New Energy Efficiency Standards Out for Manufacturers Expected to Cut Pollution Levels

Energy Efficiency: Courtesy of DOE

by | Jan 4, 2017

Energy Efficiency: Courtesy of DOE

Energy Efficiency: Courtesy of DOE

Some new standards are out to to keep electronics running when the power flickers out. They are the first ever energy efficiency standards by the US Department of Energy that the administration says will not just collectively save billions but also cut down on energy use and emissions. 

The standards specifically apply to so-called uninterruptible power supplies, or batteries that are used to back up business processes when the electricity goes out.

The Energy Department’s “analysis shows a variety of technology options that manufacturers can use to improve the efficiency of their products, including more efficient semiconductor materials and electronic components, digital signal processing, variable speed fans, and transformer-less uninterruptible power supplies,” says Pierre Delforge, in a blog for the Natural Resources Defense Council. 

The Energy Department’s standard projects that 87 billion kilowatt-hours will be saved over the next three decades.
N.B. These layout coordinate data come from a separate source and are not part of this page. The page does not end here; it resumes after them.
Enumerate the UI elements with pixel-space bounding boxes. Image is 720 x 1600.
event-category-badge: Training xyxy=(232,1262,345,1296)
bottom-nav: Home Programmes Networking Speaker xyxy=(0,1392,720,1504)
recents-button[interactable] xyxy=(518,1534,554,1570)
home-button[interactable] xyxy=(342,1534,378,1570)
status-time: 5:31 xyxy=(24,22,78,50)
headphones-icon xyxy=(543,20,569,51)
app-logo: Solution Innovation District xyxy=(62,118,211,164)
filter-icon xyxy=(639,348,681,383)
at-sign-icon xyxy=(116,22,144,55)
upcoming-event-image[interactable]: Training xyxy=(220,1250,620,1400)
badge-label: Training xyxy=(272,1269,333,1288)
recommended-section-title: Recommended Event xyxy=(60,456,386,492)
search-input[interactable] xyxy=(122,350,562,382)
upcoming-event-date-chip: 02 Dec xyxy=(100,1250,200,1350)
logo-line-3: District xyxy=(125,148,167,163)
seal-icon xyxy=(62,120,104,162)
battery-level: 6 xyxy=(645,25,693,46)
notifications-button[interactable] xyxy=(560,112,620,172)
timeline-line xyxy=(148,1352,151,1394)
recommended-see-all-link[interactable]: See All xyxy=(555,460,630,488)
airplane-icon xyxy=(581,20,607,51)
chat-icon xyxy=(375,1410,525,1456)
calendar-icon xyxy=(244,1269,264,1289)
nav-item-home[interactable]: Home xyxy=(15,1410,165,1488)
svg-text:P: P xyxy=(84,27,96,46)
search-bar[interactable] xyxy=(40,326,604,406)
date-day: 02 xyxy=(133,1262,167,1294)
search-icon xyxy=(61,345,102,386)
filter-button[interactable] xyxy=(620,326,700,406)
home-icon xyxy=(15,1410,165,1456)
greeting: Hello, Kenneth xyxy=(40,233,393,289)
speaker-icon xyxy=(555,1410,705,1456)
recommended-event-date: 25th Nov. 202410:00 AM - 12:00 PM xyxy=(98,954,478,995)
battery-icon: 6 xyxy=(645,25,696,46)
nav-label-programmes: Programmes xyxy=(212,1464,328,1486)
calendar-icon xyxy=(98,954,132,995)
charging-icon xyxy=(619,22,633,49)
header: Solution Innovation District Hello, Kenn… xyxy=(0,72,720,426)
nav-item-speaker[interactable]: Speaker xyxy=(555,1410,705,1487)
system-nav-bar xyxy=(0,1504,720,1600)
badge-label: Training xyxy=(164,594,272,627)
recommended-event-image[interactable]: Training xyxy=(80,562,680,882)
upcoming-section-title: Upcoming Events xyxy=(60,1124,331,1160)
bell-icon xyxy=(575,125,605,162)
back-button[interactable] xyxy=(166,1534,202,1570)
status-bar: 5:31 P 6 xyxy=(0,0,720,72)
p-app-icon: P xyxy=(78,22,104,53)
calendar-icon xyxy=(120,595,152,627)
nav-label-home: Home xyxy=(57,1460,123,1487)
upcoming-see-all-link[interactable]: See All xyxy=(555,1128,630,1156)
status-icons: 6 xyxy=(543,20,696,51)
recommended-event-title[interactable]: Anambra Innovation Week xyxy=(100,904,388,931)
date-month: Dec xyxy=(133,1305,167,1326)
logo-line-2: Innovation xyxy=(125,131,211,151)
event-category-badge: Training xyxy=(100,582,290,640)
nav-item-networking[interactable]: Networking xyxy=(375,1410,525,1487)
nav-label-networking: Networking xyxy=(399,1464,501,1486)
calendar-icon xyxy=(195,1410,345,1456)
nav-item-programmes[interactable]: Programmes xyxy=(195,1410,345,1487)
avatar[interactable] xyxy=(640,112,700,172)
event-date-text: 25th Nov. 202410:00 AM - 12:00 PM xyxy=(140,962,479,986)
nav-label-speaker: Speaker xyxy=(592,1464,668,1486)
That means a savings of $3 billion on electric bills, says the blog. That is 15% less electricity. “Of equal importance, the reduced energy consumption will avoid 49 million metric tons of cumulative climate-warming carbon dioxide (CO2) pollution being pumped into the atmosphere during that time period.”

Referencing the Appliance Standards Awareness Project, the standard is the equivalent of taking 10.3 million cars off the road, the blogger notes.

The guidelines will go into effect three years after being published in the Federal Register, which should happen in about 45 days, the blog says. It says the initiative is a bipartisan effort and first started with President George W. Bush in 2007 — something that directed the Energy Department to develop efficiency standards for battery charger systems.  

Delforge emphasizes, though, that the agency does not prescribe how manufacturers are to make their products more efficient. They are to be performance-based standards, which give businesses the flexibility to innovate.